What makes these books sing is Penny’s loving, attentive detail to the history and culture of Canada. History, geography, literature, culture: it’s all there, a setting beautifully woven together with love, so much love that these details are frequently more interesting than the actual plot mechanics. Gamache will eventually find the murderer, we’re certain, but we are having so much fun getting there, so much fun learning about these people and their ecosystem, that we are not overly worried about it. We are, instead, learning about food, about manners, about native plants and animals, in a way that simply picking up a book on Canadian history would not deliver.

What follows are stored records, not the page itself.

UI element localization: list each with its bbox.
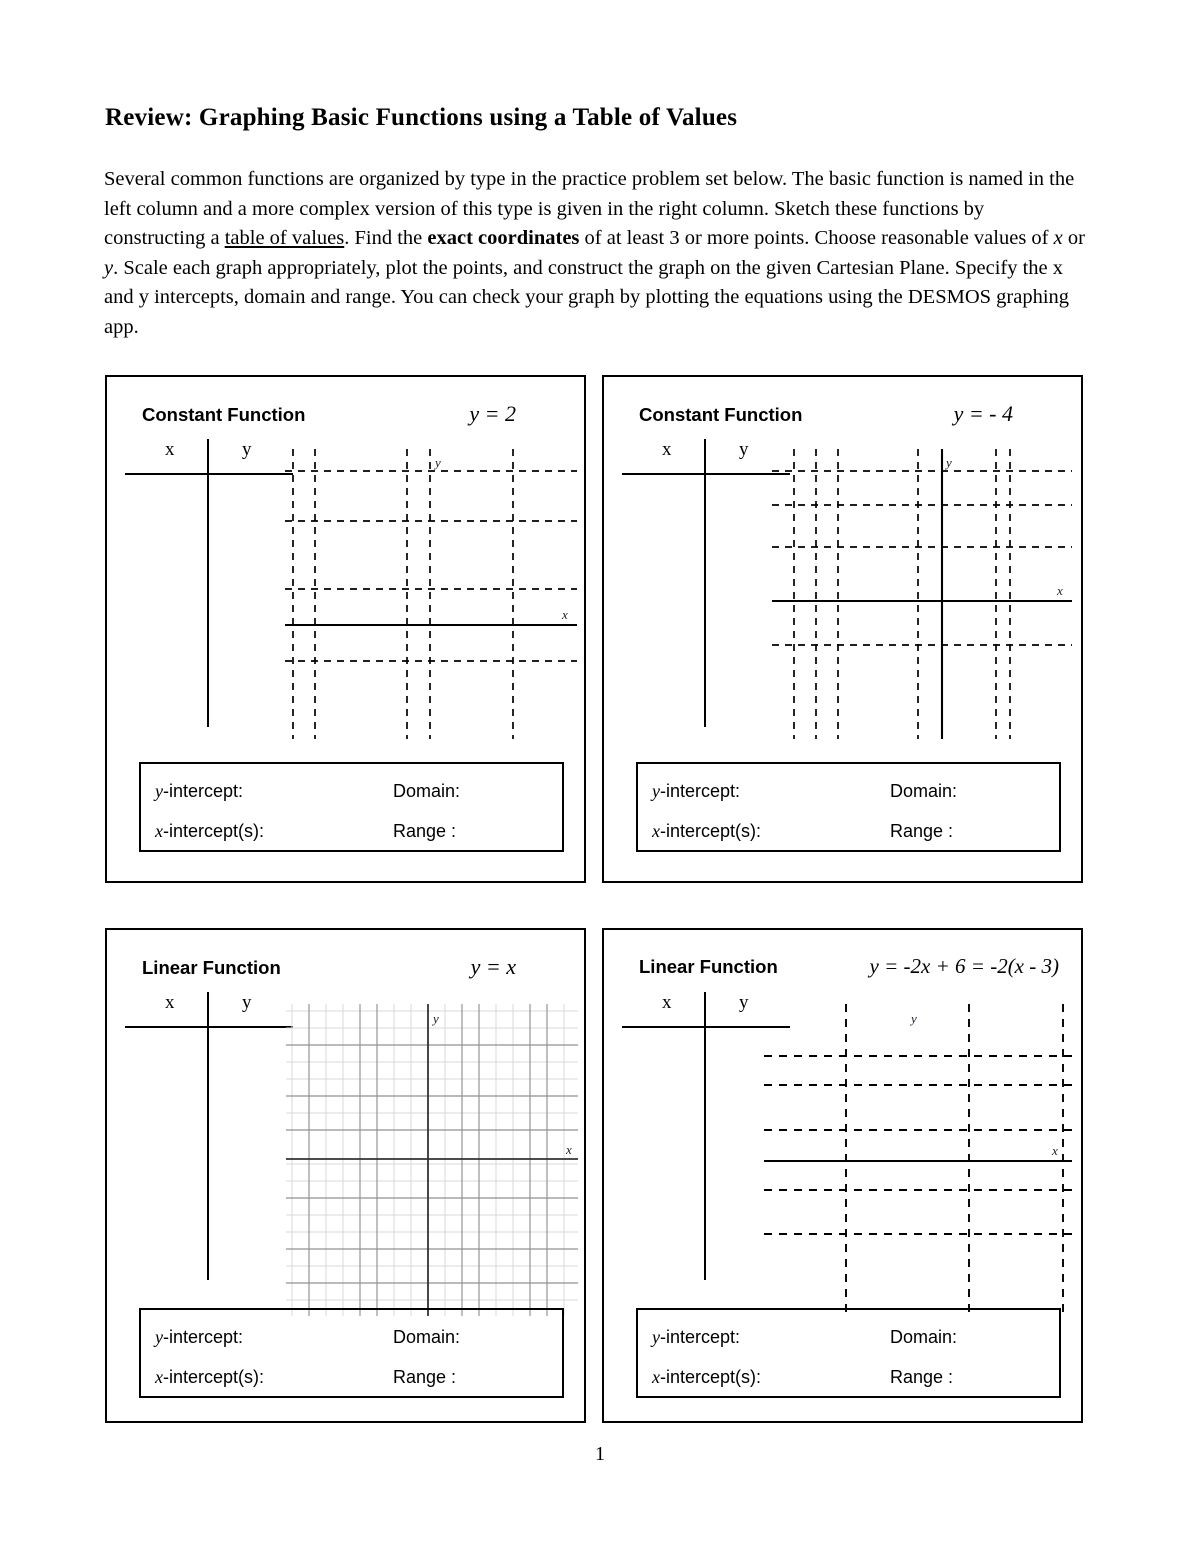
- problem-4-y-axis-label: y: [911, 1011, 917, 1026]
- intro-bold-phrase: exact coordinates: [427, 227, 580, 249]
- intro-paragraph: [104, 165, 1089, 342]
- problem-row-2: [105, 928, 1083, 1423]
- problem-3-x-intercept-label: x-intercept(s):: [155, 1367, 265, 1387]
- problem-1-y-intercept-label: y-intercept:: [155, 781, 244, 801]
- problem-2-answer-row-2: [652, 821, 1059, 843]
- problem-4-answer-row-1: [652, 1327, 1059, 1349]
- problem-3-column-header-x: x: [165, 992, 175, 1013]
- problem-1-column-header-x: x: [165, 439, 175, 460]
- problem-3-table-horizontal-rule: [125, 1026, 293, 1028]
- page-number: 1: [595, 1443, 605, 1465]
- problem-1-x-axis-label: x: [562, 607, 568, 622]
- intro-text-part5: . Scale each graph appropriately, plot the points, and construct the graph on the given Cartesian Plane. Specify the x and y intercepts, domain and range. You can check your graph by plotting the equations using the DESMOS graphing app.: [104, 256, 1070, 338]
- problem-1-function-type: Constant Function: [142, 404, 306, 425]
- page-title: Review: Graphing Basic Functions using a Table of Values: [105, 104, 738, 131]
- problem-2-equation: y = - 4: [953, 401, 1013, 426]
- problem-2-range-label: Range :: [890, 821, 954, 841]
- problem-2-header: [639, 401, 1065, 429]
- problem-1-y-axis-label: y: [435, 455, 441, 470]
- problem-2-column-header-x: x: [662, 439, 672, 460]
- problem-1-equation: y = 2: [469, 401, 516, 426]
- problem-1-x-intercept-label: x-intercept(s):: [155, 821, 265, 841]
- problem-4-answer-row-2: [652, 1367, 1059, 1389]
- intro-text-part3: of at least 3 or more points. Choose reasonable values of: [579, 227, 1054, 249]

Penny also has a great gift for depicting her characters’ interior landscapes. The novel is populated with wounded, broken souls, some of whom are coping with it gracefully while others…not so much. Gamache is not so much solving a murder as he is healing the broken, a phenomenon made all the more touching because his own internal territory is not without pain. Penny understands people’s best and worst aspects, and shows how there is always a choice, and a chance, to move from a place of torment to one of grace and healing.

The chances are good that you will walk away from this novel wanting to read the others in the series (start with Still Life), learn more about Canada, or both.  Penny has given us a great gift, a fictional world so rich and evocative that you’d want to move there. Yes, even with all the murders going on. Introduce yourself to Inspector Gamache and the village of Three Pines: you won’t regret it.

Recommended for: Literary fiction fans who also like mystery, people for whom character and setting are very important, people who like to learn about other cultures, people interested in the psychology behind murders.